Pour les gestionnaires de fonds, le manque de bonnes pratiques claires est à l’origine d’une partie de la confusion.

« Je ne crois sincèrement pas que qui que ce soit entreprenne de rédiger un rapport sur le développement durable pour induire intentionnellement en erreur. . . mais à un moment donné, nous devons dire : voilà à quoi ressemble le bien afin de favoriser la cohérence. Ce ne sera jamais à l’emporte-pièce », a déclaré Liz O’Leary, responsable de l’agriculture et des actifs naturels chez Macquarie Asset Management, soulignant la «cacophonie» actuelle des normes et des mesures.

On s’attend à ce que les cadres de divulgation ESG influents ou obligatoires visant les investissements publics, tels que le règlement européen sur la divulgation en matière de financement durable (SFDR), commencent à se répercuter sur les investissements privés.
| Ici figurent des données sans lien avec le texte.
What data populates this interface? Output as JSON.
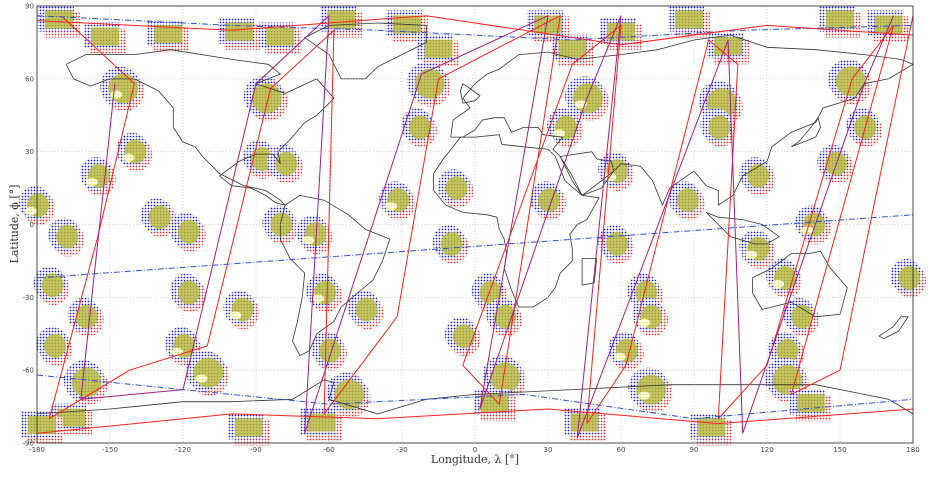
{
  "chart_data": {
    "type": "scatter",
    "xlabel": "Longitude, λ [°]",
    "ylabel": "Latitude, ϕ [°]",
    "xlim": [
      -180,
      180
    ],
    "ylim": [
      -90,
      90
    ],
    "x_ticks": [
      "-180",
      "-150",
      "-120",
      "-90",
      "-60",
      "-30",
      "0",
      "30",
      "60",
      "90",
      "120",
      "150",
      "180"
    ],
    "y_ticks": [
      "90",
      "60",
      "30",
      "0",
      "-30",
      "-60",
      "-90"
    ],
    "grid": true,
    "colors": {
      "footprint_blue": "#2020e0",
      "footprint_red": "#f03030",
      "footprint_yellow": "#e8e830",
      "overlap_olive": "#9a9a40",
      "ground_track_red": "#ff2020",
      "ground_track_purple": "#a02080",
      "dashed_track_blue": "#3050d0",
      "coastline": "#333333"
    },
    "footprints": [
      {
        "lon": -171,
        "lat": 84,
        "size": "large"
      },
      {
        "lon": -152,
        "lat": 77,
        "size": "large"
      },
      {
        "lon": -126,
        "lat": 78,
        "size": "large"
      },
      {
        "lon": -97,
        "lat": 79,
        "size": "large"
      },
      {
        "lon": -80,
        "lat": 77,
        "size": "large"
      },
      {
        "lon": -55,
        "lat": 84,
        "size": "large"
      },
      {
        "lon": -28,
        "lat": 82,
        "size": "large"
      },
      {
        "lon": -15,
        "lat": 72,
        "size": "large"
      },
      {
        "lon": 30,
        "lat": 82,
        "size": "large"
      },
      {
        "lon": 40,
        "lat": 72,
        "size": "large"
      },
      {
        "lon": 60,
        "lat": 79,
        "size": "large"
      },
      {
        "lon": 88,
        "lat": 84,
        "size": "large"
      },
      {
        "lon": 104,
        "lat": 73,
        "size": "large"
      },
      {
        "lon": 150,
        "lat": 84,
        "size": "large"
      },
      {
        "lon": 170,
        "lat": 82,
        "size": "large"
      },
      {
        "lon": -145,
        "lat": 56,
        "size": "large"
      },
      {
        "lon": -86,
        "lat": 52,
        "size": "large"
      },
      {
        "lon": -19,
        "lat": 58,
        "size": "large"
      },
      {
        "lon": 46,
        "lat": 52,
        "size": "large"
      },
      {
        "lon": 101,
        "lat": 50,
        "size": "large"
      },
      {
        "lon": 154,
        "lat": 59,
        "size": "large"
      },
      {
        "lon": -140,
        "lat": 30,
        "size": "medium"
      },
      {
        "lon": -88,
        "lat": 27,
        "size": "medium"
      },
      {
        "lon": -23,
        "lat": 40,
        "size": "medium"
      },
      {
        "lon": 37,
        "lat": 40,
        "size": "medium"
      },
      {
        "lon": 100,
        "lat": 40,
        "size": "medium"
      },
      {
        "lon": 160,
        "lat": 40,
        "size": "medium"
      },
      {
        "lon": -155,
        "lat": 20,
        "size": "medium"
      },
      {
        "lon": -78,
        "lat": 25,
        "size": "medium"
      },
      {
        "lon": -8,
        "lat": 15,
        "size": "medium"
      },
      {
        "lon": 58,
        "lat": 22,
        "size": "medium"
      },
      {
        "lon": 116,
        "lat": 20,
        "size": "medium"
      },
      {
        "lon": 148,
        "lat": 25,
        "size": "medium"
      },
      {
        "lon": -180,
        "lat": 8,
        "size": "medium"
      },
      {
        "lon": -130,
        "lat": 3,
        "size": "medium"
      },
      {
        "lon": -80,
        "lat": 0,
        "size": "medium"
      },
      {
        "lon": -32,
        "lat": 10,
        "size": "medium"
      },
      {
        "lon": 30,
        "lat": 10,
        "size": "medium"
      },
      {
        "lon": 87,
        "lat": 10,
        "size": "medium"
      },
      {
        "lon": 139,
        "lat": 0,
        "size": "medium"
      },
      {
        "lon": -168,
        "lat": -5,
        "size": "medium"
      },
      {
        "lon": -118,
        "lat": -3,
        "size": "medium"
      },
      {
        "lon": -66,
        "lat": -4,
        "size": "medium"
      },
      {
        "lon": -10,
        "lat": -8,
        "size": "medium"
      },
      {
        "lon": 58,
        "lat": -8,
        "size": "medium"
      },
      {
        "lon": 116,
        "lat": -10,
        "size": "medium"
      },
      {
        "lon": -174,
        "lat": -25,
        "size": "medium"
      },
      {
        "lon": -118,
        "lat": -28,
        "size": "medium"
      },
      {
        "lon": -62,
        "lat": -28,
        "size": "medium"
      },
      {
        "lon": 6,
        "lat": -28,
        "size": "medium"
      },
      {
        "lon": 70,
        "lat": -28,
        "size": "medium"
      },
      {
        "lon": 127,
        "lat": -22,
        "size": "medium"
      },
      {
        "lon": 178,
        "lat": -22,
        "size": "medium"
      },
      {
        "lon": -160,
        "lat": -38,
        "size": "medium"
      },
      {
        "lon": -96,
        "lat": -35,
        "size": "medium"
      },
      {
        "lon": -45,
        "lat": -35,
        "size": "medium"
      },
      {
        "lon": 12,
        "lat": -38,
        "size": "medium"
      },
      {
        "lon": 72,
        "lat": -38,
        "size": "medium"
      },
      {
        "lon": 134,
        "lat": -38,
        "size": "medium"
      },
      {
        "lon": -173,
        "lat": -50,
        "size": "medium"
      },
      {
        "lon": -120,
        "lat": -50,
        "size": "medium"
      },
      {
        "lon": -60,
        "lat": -52,
        "size": "medium"
      },
      {
        "lon": -5,
        "lat": -46,
        "size": "medium"
      },
      {
        "lon": 62,
        "lat": -52,
        "size": "medium"
      },
      {
        "lon": 128,
        "lat": -52,
        "size": "medium"
      },
      {
        "lon": -160,
        "lat": -65,
        "size": "large"
      },
      {
        "lon": -110,
        "lat": -61,
        "size": "large"
      },
      {
        "lon": -52,
        "lat": -70,
        "size": "large"
      },
      {
        "lon": 12,
        "lat": -63,
        "size": "large"
      },
      {
        "lon": 72,
        "lat": -68,
        "size": "large"
      },
      {
        "lon": 128,
        "lat": -64,
        "size": "large"
      },
      {
        "lon": -166,
        "lat": -80,
        "size": "large"
      },
      {
        "lon": -93,
        "lat": -84,
        "size": "large"
      },
      {
        "lon": -63,
        "lat": -82,
        "size": "large"
      },
      {
        "lon": 8,
        "lat": -74,
        "size": "large"
      },
      {
        "lon": 45,
        "lat": -82,
        "size": "large"
      },
      {
        "lon": 97,
        "lat": -84,
        "size": "large"
      },
      {
        "lon": 138,
        "lat": -74,
        "size": "large"
      },
      {
        "lon": -178,
        "lat": -83,
        "size": "large"
      }
    ],
    "ground_tracks": [
      {
        "style": "solid",
        "color": "ground_track_red",
        "points": [
          [
            -170,
            86
          ],
          [
            -140,
            58
          ],
          [
            -155,
            -5
          ],
          [
            -175,
            -80
          ],
          [
            -142,
            -60
          ],
          [
            -110,
            -50
          ],
          [
            -84,
            56
          ],
          [
            -58,
            80
          ],
          [
            -62,
            -78
          ],
          [
            -32,
            -38
          ],
          [
            -15,
            60
          ],
          [
            35,
            86
          ],
          [
            10,
            -74
          ],
          [
            -5,
            -58
          ],
          [
            40,
            66
          ],
          [
            60,
            82
          ],
          [
            46,
            -82
          ],
          [
            62,
            -58
          ],
          [
            96,
            76
          ],
          [
            108,
            66
          ],
          [
            100,
            -80
          ],
          [
            120,
            -58
          ],
          [
            155,
            60
          ],
          [
            172,
            82
          ],
          [
            130,
            -70
          ],
          [
            150,
            -60
          ],
          [
            180,
            86
          ]
        ]
      },
      {
        "style": "solid",
        "color": "ground_track_purple",
        "points": [
          [
            -148,
            58
          ],
          [
            -162,
            -72
          ],
          [
            -120,
            -68
          ],
          [
            -90,
            58
          ],
          [
            -60,
            86
          ],
          [
            -70,
            -86
          ],
          [
            -22,
            62
          ],
          [
            30,
            86
          ],
          [
            2,
            -76
          ],
          [
            46,
            52
          ],
          [
            60,
            86
          ],
          [
            42,
            -88
          ],
          [
            104,
            76
          ],
          [
            110,
            -86
          ],
          [
            160,
            58
          ],
          [
            172,
            86
          ]
        ]
      },
      {
        "style": "dashdot",
        "color": "dashed_track_blue",
        "points": [
          [
            -180,
            -22
          ],
          [
            180,
            4
          ]
        ]
      },
      {
        "style": "dashdot",
        "color": "dashed_track_blue",
        "points": [
          [
            -180,
            86
          ],
          [
            -100,
            82
          ],
          [
            -40,
            80
          ],
          [
            40,
            76
          ],
          [
            110,
            80
          ],
          [
            180,
            82
          ]
        ]
      },
      {
        "style": "dashdot",
        "color": "dashed_track_blue",
        "points": [
          [
            -180,
            -62
          ],
          [
            -60,
            -74
          ],
          [
            20,
            -70
          ],
          [
            90,
            -80
          ],
          [
            180,
            -72
          ]
        ]
      },
      {
        "style": "solid",
        "color": "ground_track_red",
        "points": [
          [
            -180,
            -86
          ],
          [
            -100,
            -78
          ],
          [
            -40,
            -80
          ],
          [
            30,
            -76
          ],
          [
            100,
            -82
          ],
          [
            180,
            -76
          ]
        ]
      },
      {
        "style": "solid",
        "color": "ground_track_red",
        "points": [
          [
            -180,
            84
          ],
          [
            -100,
            80
          ],
          [
            -20,
            86
          ],
          [
            60,
            74
          ],
          [
            120,
            82
          ],
          [
            180,
            78
          ]
        ]
      }
    ]
  }
}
Cependant, des exigences plus spécifiques pour les gestionnaires privés et alternatifs sont également en cours d’élaboration. La Securities and Exchange Commission des États-Unis a proposé fin mai de nouveaux amendements aux règles régissant les divulgations par les gestionnaires, y compris dans les fonds privés et alternatifs,

Ailleurs, le groupe de travail sur les divulgations financières liées au climat (TFCD) élabore des recommandations sur les normes de divulgation qui devraient devenir obligatoires pour les signataires des UNPRI à partir de 2024-2025.

« Les investisseurs s’attendent vraiment à ce que nous soyons à la tête de ce changement. Vous dirigez ces entreprises, vous n’avez aucune excuse. Je pense que c’est bien que nous n’ayons pas d’alibi », a ajouté O’Leary.